Shops should be banned from selling alcohol past 9pm to stop people rushing to buy drinks after they are kicked out of pubs, Andy Burnham has sad.
The Greater Manchester mayor said the new 10pm curfew on bars was “doing more harm than good” as people were now holding house parties instead.
“Perhaps if there was a 9pm curfew on sale of alcohol in supermarkets and shops, that would prevent the rush to shops once the pubs have closed,” he told BBC Radio 4’s Today programme on Monday morning.
“I received reports that the supermarkets were absolutely packed out to the rafters with people gathering.”
He added: “My gut feeling is that this curfew is doing more harm than good. It creates an incentive for people to gather in the street or, more probably, to gather in the home.
“That is the opposite of what local restrictions here are trying to do.”
But health minister Helen Whately defended the government’s curfew rule, which came into force nationally on Thursday.
“As people drink more they tend to socially distance less,” she told the BBC. “So one approach to keeping people socially distancing is to limit the amount of time that people are in places where they are drinking.”
Police Federation chair John Apter warned on Monday morning that there were not enough officers to disperse people gathering in streets outside pubs.
“You might only have one or two people [officers] in a busy high street at 10pm when hundreds and hundreds of people are coming out onto the streets,” he told Today.
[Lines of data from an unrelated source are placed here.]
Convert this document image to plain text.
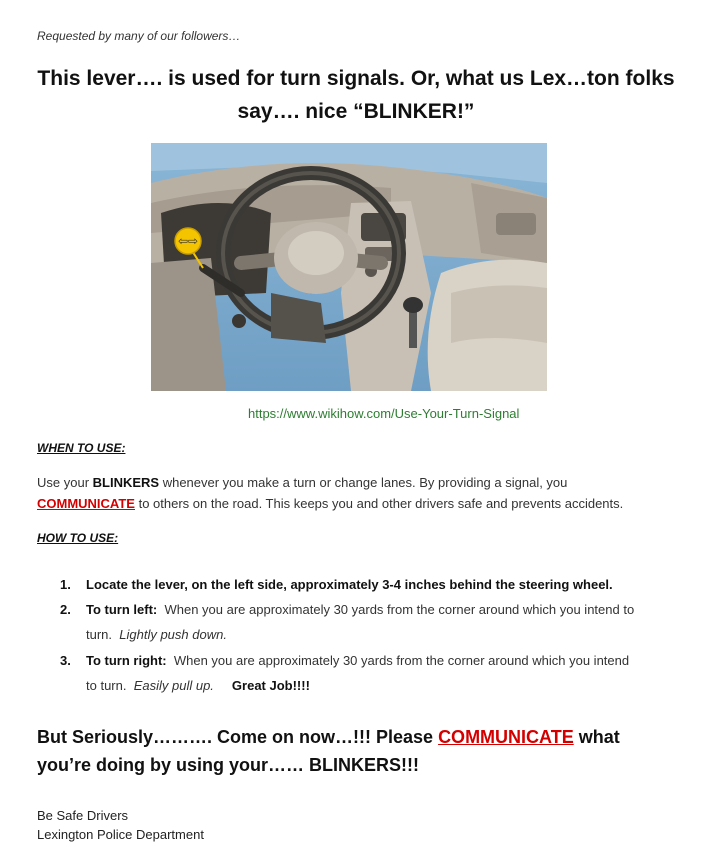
Requested by many of our followers…
This lever…. is used for turn signals. Or, what us Lex…ton folks
say…. nice “BLINKER!”
⇦⇨
https://www.wikihow.com/Use-Your-Turn-Signal
WHEN TO USE:
Use your BLINKERS whenever you make a turn or change lanes. By providing a signal, you
COMMUNICATE to others on the road. This keeps you and other drivers safe and prevents accidents.
HOW TO USE:
1. Locate the lever, on the left side, approximately 3-4 inches behind the steering wheel.
2. To turn left: When you are approximately 30 yards from the corner around which you intend to
turn. Lightly push down.
3. To turn right: When you are approximately 30 yards from the corner around which you intend
to turn. Easily pull up. Great Job!!!!
But Seriously………. Come on now…!!! Please COMMUNICATE what you’re doing by using your…… BLINKERS!!!
Be Safe Drivers
Lexington Police Department
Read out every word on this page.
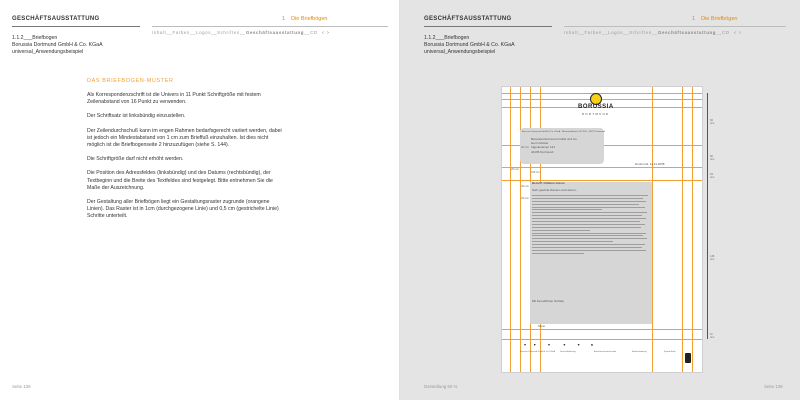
GESCHÄFTSAUSSTATTUNG	1 Die Briefbögen
Inhalt__Farben__Logos__Schriften__Geschäftsausstattung__CD < >
1.1.2___Briefbogen
Borussia Dortmund GmbH & Co. KGaA
universal_Anwendungsbeispiel
DAS BRIEFBOGEN-MUSTER

Als Korrespondenzschrift ist die Univers in 11 Punkt Schriftgröße mit festem Zeilenabstand von 16 Punkt zu verwenden.

Der Schriftsatz ist linksbündig einzustellen.

Der Zeilendurchschuß kann im engen Rahmen bedarfsgerecht variiert werden, dabei ist jedoch ein Mindestabstand von 1 cm zum Brieffuß einzuhalten. Ist dies nicht möglich ist die Briefbogenseite 2 hinzuzufügen (siehe S. 144).

Die Schriftgröße darf nicht erhöht werden.

Die Position des Adressfeldes (linksbündig) und des Datums (rechtsbündig), der Textbeginn und die Breite des Textfeldes sind festgelegt. Bitte entnehmen Sie die Maße der Auszeichnung.

Der Gestaltung aller Briefbögen liegt ein Gestaltungsraster zugrunde (orangene Linien). Das Raster ist in 1cm (durchgezogene Linie) und 0,5 cm (gestrichelte Linie) Schritte unterteilt.

Seite 138
GESCHÄFTSAUSSTATTUNG	1 Die Briefbögen
Inhalt__Farben__Logos__Schriften__Geschäftsausstattung__CD < >
1.1.2___Briefbogen
Borussia Dortmund GmbH & Co. KGaA
universal_Anwendungsbeispiel
BORUSSIA
DORTMUND
Borussia Dortmund GmbH & Co. KGaA · Rheinlanddamm 207-209 · 44137 Dortmund
Borussia Dortmund GmbH und Co.
Herrn Muster
Ingeniereinen 121
44135 Dortmund
Dortmund, 11.11.2008
Betreff: Ottilium dolore
Sehr geehrte Damen und Herren,
Mit freundlichen Grüßen
Name
20 mm
25 mm
105 mm
45 mm
25 mm
60 mm
50 mm
15 mm
145 mm
11 mm
▾ ▾	▾	▾	▾	●
Borussia Dortmund GmbH & Co. KGaA	Geschäftsführung	Aufsichtsratsvorsitzender	Bankverbindung	Sparda Bank
Darstellung 50 %	Seite 139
“My colleagues will do the best they can to encourage and coerce people to move on. But it’s really difficult.
“And all you need is a hostile group who turns against those officers, and the resources for that town centre, that city centre, are swallowed up dealing with that one incident.”
Oliver Dowden, the culture secretary, on Sunday told the Andrew Marr Show there was “definitely science” behind the 10pm curfew policy.
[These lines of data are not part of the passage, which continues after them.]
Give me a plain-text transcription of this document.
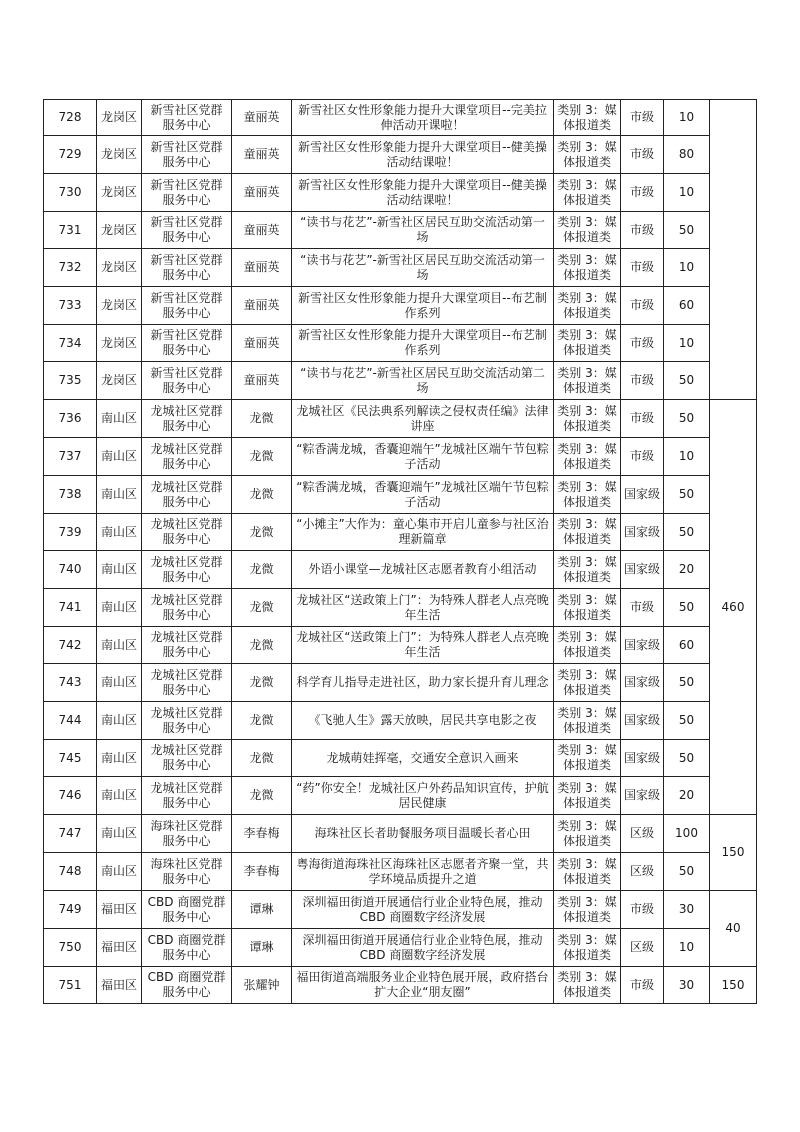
728	龙岗区	新雪社区党群服务中心	童丽英	新雪社区女性形象能力提升大课堂项目--完美拉伸活动开课啦！	类别 3：媒体报道类	市级	10	
729	龙岗区	新雪社区党群服务中心	童丽英	新雪社区女性形象能力提升大课堂项目--健美操活动结课啦！	类别 3：媒体报道类	市级	80	
730	龙岗区	新雪社区党群服务中心	童丽英	新雪社区女性形象能力提升大课堂项目--健美操活动结课啦！	类别 3：媒体报道类	市级	10	
731	龙岗区	新雪社区党群服务中心	童丽英	“读书与花艺”-新雪社区居民互助交流活动第一场	类别 3：媒体报道类	市级	50	
732	龙岗区	新雪社区党群服务中心	童丽英	“读书与花艺”-新雪社区居民互助交流活动第一场	类别 3：媒体报道类	市级	10	
733	龙岗区	新雪社区党群服务中心	童丽英	新雪社区女性形象能力提升大课堂项目--布艺制作系列	类别 3：媒体报道类	市级	60	
734	龙岗区	新雪社区党群服务中心	童丽英	新雪社区女性形象能力提升大课堂项目--布艺制作系列	类别 3：媒体报道类	市级	10	
735	龙岗区	新雪社区党群服务中心	童丽英	“读书与花艺”-新雪社区居民互助交流活动第二场	类别 3：媒体报道类	市级	50	
736	南山区	龙城社区党群服务中心	龙微	龙城社区《民法典系列解读之侵权责任编》法律讲座	类别 3：媒体报道类	市级	50	460
737	南山区	龙城社区党群服务中心	龙微	“粽香满龙城，香囊迎端午”龙城社区端午节包粽子活动	类别 3：媒体报道类	市级	10	
738	南山区	龙城社区党群服务中心	龙微	“粽香满龙城，香囊迎端午”龙城社区端午节包粽子活动	类别 3：媒体报道类	国家级	50	
739	南山区	龙城社区党群服务中心	龙微	“小摊主”大作为：童心集市开启儿童参与社区治理新篇章	类别 3：媒体报道类	国家级	50	
740	南山区	龙城社区党群服务中心	龙微	外语小课堂—龙城社区志愿者教育小组活动	类别 3：媒体报道类	国家级	20	
741	南山区	龙城社区党群服务中心	龙微	龙城社区“送政策上门”：为特殊人群老人点亮晚年生活	类别 3：媒体报道类	市级	50	
742	南山区	龙城社区党群服务中心	龙微	龙城社区“送政策上门”：为特殊人群老人点亮晚年生活	类别 3：媒体报道类	国家级	60	
743	南山区	龙城社区党群服务中心	龙微	科学育儿指导走进社区，助力家长提升育儿理念	类别 3：媒体报道类	国家级	50	
744	南山区	龙城社区党群服务中心	龙微	《飞驰人生》露天放映，居民共享电影之夜	类别 3：媒体报道类	国家级	50	
745	南山区	龙城社区党群服务中心	龙微	龙城萌娃挥毫，交通安全意识入画来	类别 3：媒体报道类	国家级	50	
746	南山区	龙城社区党群服务中心	龙微	“药”你安全！龙城社区户外药品知识宣传，护航居民健康	类别 3：媒体报道类	国家级	20	
747	南山区	海珠社区党群服务中心	李春梅	海珠社区长者助餐服务项目温暖长者心田	类别 3：媒体报道类	区级	100	150
748	南山区	海珠社区党群服务中心	李春梅	粤海街道海珠社区海珠社区志愿者齐聚一堂，共学环境品质提升之道	类别 3：媒体报道类	区级	50	
749	福田区	CBD 商圈党群服务中心	谭琳	深圳福田街道开展通信行业企业特色展，推动CBD 商圈数字经济发展	类别 3：媒体报道类	市级	30	40
750	福田区	CBD 商圈党群服务中心	谭琳	深圳福田街道开展通信行业企业特色展，推动CBD 商圈数字经济发展	类别 3：媒体报道类	区级	10	
751	福田区	CBD 商圈党群服务中心	张耀钟	福田街道高端服务业企业特色展开展，政府搭台扩大企业“朋友圈”	类别 3：媒体报道类	市级	30	150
It came after infectious disease modelling expert professor Graham Medley said on Saturday he did not recall the curfew being discussed by the government’s Scientific Advisory Group for Emergencies (Sage).
People across England will be legally required to self-isolate from this week if they test positive for coronavirus or are contacted by the test and trace service.
If they do not, they risk being hit with new fines starting at £1,000 and increasing up to £10,000 for repeat offenders or serious breaches.